Tuesday, September 25, 2012

Strange Looping in St. Louis

I spent the last three days in St. Louis at the Strange Loop conference and the associated Emerging Languages Camp:

    http://thestrangeloop.com/

It was truly a great conference.  The two keynotes were exceptional.  Michael Stonebraker (of Ingres and Postgres fame) spoke about his new extraordinarily fast in-memory database VoltDB.  Jeff Hawkins (of Palm and "On Intelligence" fame) spoke about his theory of how the neocortex works, with special emphasis on Sparse Distributed Representations.

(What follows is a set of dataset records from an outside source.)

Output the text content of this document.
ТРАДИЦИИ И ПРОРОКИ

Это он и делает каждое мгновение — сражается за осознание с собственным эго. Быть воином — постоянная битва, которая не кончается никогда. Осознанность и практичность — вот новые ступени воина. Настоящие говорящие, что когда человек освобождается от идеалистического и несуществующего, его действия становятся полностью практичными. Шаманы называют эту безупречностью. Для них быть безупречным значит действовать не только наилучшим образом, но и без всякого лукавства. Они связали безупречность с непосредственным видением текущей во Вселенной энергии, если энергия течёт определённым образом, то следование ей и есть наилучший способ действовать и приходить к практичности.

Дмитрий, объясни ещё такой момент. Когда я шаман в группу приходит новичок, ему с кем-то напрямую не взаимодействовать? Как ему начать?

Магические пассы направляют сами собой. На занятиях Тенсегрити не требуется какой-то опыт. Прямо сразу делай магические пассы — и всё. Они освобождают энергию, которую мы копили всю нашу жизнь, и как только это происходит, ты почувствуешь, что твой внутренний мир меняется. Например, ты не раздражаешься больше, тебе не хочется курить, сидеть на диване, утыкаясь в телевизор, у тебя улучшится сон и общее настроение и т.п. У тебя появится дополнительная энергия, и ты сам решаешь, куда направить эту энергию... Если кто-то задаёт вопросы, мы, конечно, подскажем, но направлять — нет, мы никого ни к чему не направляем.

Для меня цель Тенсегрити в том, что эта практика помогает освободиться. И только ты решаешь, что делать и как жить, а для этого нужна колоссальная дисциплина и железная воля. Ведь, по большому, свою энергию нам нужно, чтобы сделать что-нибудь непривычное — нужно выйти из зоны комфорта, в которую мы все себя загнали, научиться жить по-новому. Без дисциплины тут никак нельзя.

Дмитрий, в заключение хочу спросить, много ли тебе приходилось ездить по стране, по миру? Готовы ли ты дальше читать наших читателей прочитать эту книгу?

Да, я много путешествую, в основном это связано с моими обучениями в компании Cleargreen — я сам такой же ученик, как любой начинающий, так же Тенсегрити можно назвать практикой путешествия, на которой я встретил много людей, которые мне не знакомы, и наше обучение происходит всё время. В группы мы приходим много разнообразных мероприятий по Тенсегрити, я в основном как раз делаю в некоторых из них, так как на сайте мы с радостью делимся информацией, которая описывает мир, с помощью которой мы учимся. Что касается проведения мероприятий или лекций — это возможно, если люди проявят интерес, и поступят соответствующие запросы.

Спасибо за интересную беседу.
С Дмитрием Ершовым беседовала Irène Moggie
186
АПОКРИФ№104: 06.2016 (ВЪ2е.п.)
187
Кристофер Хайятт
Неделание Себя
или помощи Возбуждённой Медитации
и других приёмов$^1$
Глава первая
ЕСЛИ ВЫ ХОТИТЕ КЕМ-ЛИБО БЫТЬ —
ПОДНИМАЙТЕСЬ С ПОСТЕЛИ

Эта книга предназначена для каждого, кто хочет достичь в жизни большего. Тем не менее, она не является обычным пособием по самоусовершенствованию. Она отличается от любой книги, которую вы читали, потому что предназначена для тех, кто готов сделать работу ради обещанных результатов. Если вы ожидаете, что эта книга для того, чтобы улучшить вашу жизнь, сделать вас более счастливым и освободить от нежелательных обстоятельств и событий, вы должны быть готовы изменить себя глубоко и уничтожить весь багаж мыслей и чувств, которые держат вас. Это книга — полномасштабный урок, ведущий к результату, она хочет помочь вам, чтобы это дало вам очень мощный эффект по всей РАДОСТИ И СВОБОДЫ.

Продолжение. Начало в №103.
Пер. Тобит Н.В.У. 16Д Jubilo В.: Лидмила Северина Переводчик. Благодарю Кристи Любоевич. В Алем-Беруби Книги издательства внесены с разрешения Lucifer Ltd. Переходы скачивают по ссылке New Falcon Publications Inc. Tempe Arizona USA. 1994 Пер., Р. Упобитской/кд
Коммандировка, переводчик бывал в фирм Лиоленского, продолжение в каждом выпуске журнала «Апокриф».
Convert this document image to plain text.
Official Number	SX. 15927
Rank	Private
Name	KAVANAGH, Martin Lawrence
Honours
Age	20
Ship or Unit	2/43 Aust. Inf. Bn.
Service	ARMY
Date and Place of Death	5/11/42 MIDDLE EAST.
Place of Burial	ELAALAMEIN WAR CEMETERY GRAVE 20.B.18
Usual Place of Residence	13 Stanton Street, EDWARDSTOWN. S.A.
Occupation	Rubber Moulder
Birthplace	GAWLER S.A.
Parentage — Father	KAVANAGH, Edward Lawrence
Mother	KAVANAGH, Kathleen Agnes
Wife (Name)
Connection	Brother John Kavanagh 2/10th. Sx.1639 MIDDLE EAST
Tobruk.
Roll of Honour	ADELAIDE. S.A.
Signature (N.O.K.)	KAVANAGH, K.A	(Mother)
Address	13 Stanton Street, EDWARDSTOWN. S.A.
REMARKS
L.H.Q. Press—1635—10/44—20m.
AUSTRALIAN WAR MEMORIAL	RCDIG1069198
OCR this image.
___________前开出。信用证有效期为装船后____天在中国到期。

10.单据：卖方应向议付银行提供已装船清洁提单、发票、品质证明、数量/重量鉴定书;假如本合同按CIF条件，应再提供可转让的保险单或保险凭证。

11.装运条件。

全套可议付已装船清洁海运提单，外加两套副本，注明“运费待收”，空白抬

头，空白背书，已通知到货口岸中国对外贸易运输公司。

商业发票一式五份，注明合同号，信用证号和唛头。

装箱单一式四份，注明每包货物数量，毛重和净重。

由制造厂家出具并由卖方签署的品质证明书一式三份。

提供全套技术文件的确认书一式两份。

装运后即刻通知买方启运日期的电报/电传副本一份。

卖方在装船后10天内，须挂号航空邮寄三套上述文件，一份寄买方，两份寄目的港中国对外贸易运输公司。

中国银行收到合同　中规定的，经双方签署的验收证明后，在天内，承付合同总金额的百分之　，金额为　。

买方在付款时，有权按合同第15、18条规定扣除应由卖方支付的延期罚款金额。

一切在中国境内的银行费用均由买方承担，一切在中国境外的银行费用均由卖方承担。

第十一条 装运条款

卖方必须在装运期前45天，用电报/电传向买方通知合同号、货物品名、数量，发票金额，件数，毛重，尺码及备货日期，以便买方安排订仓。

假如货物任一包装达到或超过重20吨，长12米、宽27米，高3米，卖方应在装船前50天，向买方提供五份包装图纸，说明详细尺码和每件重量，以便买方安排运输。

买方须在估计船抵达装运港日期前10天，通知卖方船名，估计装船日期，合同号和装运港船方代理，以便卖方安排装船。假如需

He also talked about how his new company Numenta had figured out how to embody some of these theories in a program called Grok, which is actually useful for real-world problems such as predicting energy usage of a building twenty-four hours in advance, to allow for advance purchase of electricity at the best rates.

But it wasn't just the keynotes.  There was a wonderful grab-bag of talks on all sorts of subjects, from retargeting the Scala compiler to generate LLVM assembly language (rather than Java), to how Grand Central Dispatch works in iOS and Mac OS X, to ruminations on P vs. NP.  The crowd was heavily tilted toward functional programming, but there were still enough others around to keep things interesting.  And the forces for static typing vs. those for dynamic typing seem to have been closely matched in strength, so Scala and JavaScript were both very hot topics. 

I had presented on ParaSail at the prior Emerging Languages Camp, and that seemed to disqualify me from presenting again this year.  But I did lead a (very small) unsession on the use of region-based storage management for parallel programming.  One benefit was it forced me to coalesce ideas on why region-based storage management is an excellent alternative to a global garbage-collected heap in a highly parallel environment.  Slides from this unsession are available at:

   http://bit.ly/QB2o9G

All in all, these past three days were a great mind-expanding experience.  I encourage anyone who has the time, to make an effort to attend Strange Loop next year; I presume it will be at about the same time of year in St. Louis again.